AFP Yahoo News 9 Sep 18;

A devastating drought that has left Australian farmers struggling to stay afloat is set to persist despite widespread and significant rain last month, authorities have said.

Graziers in eastern Australia have been battling a long-period of severe conditions that have turned green pastures brown and forced some to sell down or shoot their stock.

There was some welcome relief last month when "widespread (and)... significant rainfall" was recorded in parts of New South Wales, the state government said in its seasonal update late Friday.

"While the rain has been welcomed and has provided a more positive outlook for field conditions in some regions, the drought is far from over," NSW Department of Primary Industries' agriculture climate specialist Anthony Clark said in a statement.

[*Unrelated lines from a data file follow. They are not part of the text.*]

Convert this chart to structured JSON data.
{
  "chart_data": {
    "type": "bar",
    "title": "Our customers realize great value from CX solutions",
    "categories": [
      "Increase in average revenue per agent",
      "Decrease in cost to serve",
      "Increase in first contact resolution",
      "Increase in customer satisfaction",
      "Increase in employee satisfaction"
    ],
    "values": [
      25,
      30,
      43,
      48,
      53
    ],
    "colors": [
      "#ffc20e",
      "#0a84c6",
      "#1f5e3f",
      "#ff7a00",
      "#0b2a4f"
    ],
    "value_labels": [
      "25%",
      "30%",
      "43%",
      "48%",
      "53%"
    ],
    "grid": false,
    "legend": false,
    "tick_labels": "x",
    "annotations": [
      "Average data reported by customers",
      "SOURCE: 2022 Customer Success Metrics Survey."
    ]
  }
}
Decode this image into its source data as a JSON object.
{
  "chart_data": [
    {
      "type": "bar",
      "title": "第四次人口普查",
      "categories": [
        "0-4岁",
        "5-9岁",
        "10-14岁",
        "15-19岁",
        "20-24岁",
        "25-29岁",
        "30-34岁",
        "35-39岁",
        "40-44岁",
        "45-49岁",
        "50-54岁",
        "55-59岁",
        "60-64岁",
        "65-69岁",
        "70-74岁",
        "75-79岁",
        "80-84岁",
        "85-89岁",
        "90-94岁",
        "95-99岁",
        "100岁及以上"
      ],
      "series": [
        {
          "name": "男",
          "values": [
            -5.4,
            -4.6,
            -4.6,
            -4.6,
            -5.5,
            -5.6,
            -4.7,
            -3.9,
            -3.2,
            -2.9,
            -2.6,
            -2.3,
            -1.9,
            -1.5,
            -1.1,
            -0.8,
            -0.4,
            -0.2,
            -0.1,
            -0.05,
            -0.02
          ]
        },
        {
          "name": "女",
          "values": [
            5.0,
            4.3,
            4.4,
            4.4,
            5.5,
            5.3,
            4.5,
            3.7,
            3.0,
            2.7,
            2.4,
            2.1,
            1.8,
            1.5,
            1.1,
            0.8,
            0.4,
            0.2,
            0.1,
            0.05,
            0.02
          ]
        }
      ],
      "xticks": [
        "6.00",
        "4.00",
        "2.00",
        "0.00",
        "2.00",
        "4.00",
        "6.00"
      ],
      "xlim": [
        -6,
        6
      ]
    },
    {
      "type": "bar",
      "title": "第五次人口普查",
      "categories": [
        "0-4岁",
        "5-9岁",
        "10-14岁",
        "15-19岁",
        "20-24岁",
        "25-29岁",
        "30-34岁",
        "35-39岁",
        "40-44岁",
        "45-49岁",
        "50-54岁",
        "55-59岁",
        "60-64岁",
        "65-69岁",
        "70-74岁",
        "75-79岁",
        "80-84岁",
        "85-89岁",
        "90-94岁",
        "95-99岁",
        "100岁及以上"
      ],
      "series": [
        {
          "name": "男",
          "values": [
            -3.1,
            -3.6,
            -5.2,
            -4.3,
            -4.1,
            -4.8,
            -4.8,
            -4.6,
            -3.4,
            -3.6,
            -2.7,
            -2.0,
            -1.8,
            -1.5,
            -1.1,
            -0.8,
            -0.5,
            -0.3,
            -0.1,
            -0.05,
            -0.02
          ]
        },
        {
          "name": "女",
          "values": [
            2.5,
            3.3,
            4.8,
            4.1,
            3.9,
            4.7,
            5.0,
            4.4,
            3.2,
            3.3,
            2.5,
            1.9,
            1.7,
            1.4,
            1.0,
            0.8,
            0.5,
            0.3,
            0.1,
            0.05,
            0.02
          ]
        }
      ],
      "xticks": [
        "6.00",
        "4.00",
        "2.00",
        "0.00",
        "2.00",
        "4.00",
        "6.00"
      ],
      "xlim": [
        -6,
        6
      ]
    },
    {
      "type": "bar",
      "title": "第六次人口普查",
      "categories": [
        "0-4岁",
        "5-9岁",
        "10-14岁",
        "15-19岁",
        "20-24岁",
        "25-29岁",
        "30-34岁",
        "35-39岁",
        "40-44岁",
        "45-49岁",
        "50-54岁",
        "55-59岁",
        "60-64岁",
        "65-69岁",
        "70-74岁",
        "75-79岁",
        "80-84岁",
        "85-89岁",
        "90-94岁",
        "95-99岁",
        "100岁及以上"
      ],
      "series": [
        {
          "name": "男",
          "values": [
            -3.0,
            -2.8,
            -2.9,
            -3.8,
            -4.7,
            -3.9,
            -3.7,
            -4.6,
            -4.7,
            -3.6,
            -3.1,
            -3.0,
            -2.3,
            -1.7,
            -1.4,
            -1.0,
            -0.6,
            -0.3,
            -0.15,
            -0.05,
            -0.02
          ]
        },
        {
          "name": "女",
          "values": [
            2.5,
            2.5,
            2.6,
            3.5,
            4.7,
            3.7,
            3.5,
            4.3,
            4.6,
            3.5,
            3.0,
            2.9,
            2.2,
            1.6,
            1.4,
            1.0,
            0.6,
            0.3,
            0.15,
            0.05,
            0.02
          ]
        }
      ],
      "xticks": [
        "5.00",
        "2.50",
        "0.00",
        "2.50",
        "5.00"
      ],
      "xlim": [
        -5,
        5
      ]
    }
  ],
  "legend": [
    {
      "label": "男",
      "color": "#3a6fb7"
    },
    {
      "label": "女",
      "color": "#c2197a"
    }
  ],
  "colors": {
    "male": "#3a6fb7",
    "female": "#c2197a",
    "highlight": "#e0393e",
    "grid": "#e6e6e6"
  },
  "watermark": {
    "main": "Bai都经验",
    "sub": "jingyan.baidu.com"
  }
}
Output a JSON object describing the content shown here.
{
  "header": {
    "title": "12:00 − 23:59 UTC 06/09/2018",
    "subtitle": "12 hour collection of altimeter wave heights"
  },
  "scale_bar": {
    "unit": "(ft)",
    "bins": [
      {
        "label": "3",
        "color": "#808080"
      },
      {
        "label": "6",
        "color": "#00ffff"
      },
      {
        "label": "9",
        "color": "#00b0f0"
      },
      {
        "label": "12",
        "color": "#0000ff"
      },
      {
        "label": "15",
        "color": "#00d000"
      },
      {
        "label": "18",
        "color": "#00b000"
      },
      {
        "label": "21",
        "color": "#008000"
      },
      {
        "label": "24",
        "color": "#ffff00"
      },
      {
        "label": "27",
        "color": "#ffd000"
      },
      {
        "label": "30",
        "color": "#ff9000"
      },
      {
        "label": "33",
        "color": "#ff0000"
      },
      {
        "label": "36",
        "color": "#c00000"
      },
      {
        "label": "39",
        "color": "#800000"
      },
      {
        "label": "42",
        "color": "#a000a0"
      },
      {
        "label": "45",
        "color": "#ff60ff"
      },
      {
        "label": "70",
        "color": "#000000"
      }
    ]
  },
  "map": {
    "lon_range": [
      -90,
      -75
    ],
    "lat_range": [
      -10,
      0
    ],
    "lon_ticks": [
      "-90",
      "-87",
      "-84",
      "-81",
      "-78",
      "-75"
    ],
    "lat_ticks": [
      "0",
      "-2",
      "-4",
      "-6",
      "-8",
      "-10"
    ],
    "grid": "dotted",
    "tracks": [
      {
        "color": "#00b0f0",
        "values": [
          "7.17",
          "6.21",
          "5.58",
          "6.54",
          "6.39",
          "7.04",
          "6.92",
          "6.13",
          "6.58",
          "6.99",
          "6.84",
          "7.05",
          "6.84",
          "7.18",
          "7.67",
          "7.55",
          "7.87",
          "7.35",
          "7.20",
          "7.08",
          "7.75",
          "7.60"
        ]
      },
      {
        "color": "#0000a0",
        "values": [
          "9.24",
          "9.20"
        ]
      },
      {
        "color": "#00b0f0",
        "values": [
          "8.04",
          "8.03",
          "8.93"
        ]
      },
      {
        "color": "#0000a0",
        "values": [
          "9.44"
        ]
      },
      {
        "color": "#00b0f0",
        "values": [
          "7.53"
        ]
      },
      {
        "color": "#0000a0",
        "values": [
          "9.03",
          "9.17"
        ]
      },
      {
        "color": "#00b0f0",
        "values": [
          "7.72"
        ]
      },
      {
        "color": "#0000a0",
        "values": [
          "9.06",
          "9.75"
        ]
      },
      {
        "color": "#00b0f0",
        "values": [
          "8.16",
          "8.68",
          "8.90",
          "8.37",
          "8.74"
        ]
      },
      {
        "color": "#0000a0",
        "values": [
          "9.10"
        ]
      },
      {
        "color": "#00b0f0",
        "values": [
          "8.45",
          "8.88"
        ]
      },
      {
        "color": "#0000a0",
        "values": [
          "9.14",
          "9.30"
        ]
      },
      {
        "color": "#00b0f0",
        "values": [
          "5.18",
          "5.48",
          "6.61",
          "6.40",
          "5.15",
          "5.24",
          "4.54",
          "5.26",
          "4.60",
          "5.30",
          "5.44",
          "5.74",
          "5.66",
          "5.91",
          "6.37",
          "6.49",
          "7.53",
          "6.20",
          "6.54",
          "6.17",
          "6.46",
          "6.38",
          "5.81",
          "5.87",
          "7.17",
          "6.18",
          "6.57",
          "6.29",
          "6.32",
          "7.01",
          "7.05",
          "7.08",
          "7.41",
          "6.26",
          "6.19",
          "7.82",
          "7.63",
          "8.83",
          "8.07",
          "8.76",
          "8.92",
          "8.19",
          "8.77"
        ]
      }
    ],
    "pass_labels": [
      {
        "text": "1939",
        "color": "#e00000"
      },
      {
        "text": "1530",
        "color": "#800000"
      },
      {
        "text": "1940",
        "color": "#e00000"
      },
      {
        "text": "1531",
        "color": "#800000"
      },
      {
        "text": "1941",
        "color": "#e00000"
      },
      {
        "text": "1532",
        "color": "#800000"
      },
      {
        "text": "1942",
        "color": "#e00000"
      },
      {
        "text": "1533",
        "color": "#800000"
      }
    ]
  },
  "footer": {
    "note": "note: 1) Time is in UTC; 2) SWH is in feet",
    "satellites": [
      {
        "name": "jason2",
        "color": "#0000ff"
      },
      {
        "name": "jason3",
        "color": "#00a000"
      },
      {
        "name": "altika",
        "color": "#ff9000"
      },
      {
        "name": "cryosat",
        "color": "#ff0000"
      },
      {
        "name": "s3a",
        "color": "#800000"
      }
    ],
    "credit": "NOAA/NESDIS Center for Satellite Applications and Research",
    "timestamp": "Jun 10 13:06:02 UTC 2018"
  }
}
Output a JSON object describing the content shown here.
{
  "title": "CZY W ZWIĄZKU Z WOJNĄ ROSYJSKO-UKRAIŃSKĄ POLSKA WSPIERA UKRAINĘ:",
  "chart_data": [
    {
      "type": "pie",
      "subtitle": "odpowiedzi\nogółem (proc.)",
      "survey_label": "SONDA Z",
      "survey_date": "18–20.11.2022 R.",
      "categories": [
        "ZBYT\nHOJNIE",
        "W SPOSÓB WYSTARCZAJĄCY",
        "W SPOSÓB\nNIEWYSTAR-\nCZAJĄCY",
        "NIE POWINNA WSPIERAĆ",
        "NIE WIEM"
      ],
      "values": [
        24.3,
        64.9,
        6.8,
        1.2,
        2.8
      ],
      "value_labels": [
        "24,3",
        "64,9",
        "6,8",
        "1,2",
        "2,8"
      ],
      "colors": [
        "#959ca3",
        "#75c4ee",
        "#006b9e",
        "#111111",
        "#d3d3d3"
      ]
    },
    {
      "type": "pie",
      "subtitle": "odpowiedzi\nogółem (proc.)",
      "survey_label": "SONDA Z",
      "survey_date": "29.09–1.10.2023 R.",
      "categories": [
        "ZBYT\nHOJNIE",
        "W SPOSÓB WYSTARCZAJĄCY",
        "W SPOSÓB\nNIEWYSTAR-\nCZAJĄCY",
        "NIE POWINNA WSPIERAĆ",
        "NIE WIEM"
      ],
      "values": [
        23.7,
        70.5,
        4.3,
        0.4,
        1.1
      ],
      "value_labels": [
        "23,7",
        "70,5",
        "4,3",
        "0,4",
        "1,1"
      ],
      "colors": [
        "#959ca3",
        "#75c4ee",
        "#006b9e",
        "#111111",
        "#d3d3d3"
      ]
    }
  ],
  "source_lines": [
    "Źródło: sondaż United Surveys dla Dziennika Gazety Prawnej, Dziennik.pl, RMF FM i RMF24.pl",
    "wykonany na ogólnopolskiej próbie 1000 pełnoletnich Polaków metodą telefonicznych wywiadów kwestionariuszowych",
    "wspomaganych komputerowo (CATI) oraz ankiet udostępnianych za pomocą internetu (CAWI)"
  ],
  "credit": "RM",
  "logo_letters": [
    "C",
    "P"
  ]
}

"We need more significant widespread rainfall in the coming weeks and months for agricultural recovery to commence and farmland to return to a productive state."

Clark warned that if dry conditions continued instead, "we would see an increased intensification of the drought".

Some 99.8 percent of the state remains in drought, officials added. In neighbouring Queensland, the government said last week that 57.4 percent of the state remains drought-affected.

The update came as Major General Stephen Day -- appointed to the newly created role of national drought co-ordinator -- said his focus was to improve fundraising efforts for farmers.

He told Sydney's Sydney Telegraph there was a "lack of co-ordination and coherence to all that's going on".

"That means there are some gaps, that means there are some overlaps, that means there are some inefficiencies," he said ahead of an planned meeting with some of the major charities raising drought funds.

"I think if we can look at this as a team sport, we'll have a better effect."

While droughts are not uncommon in Australia, the length and severity of the dry conditions have placed enormous strain on farmers in the eastern states.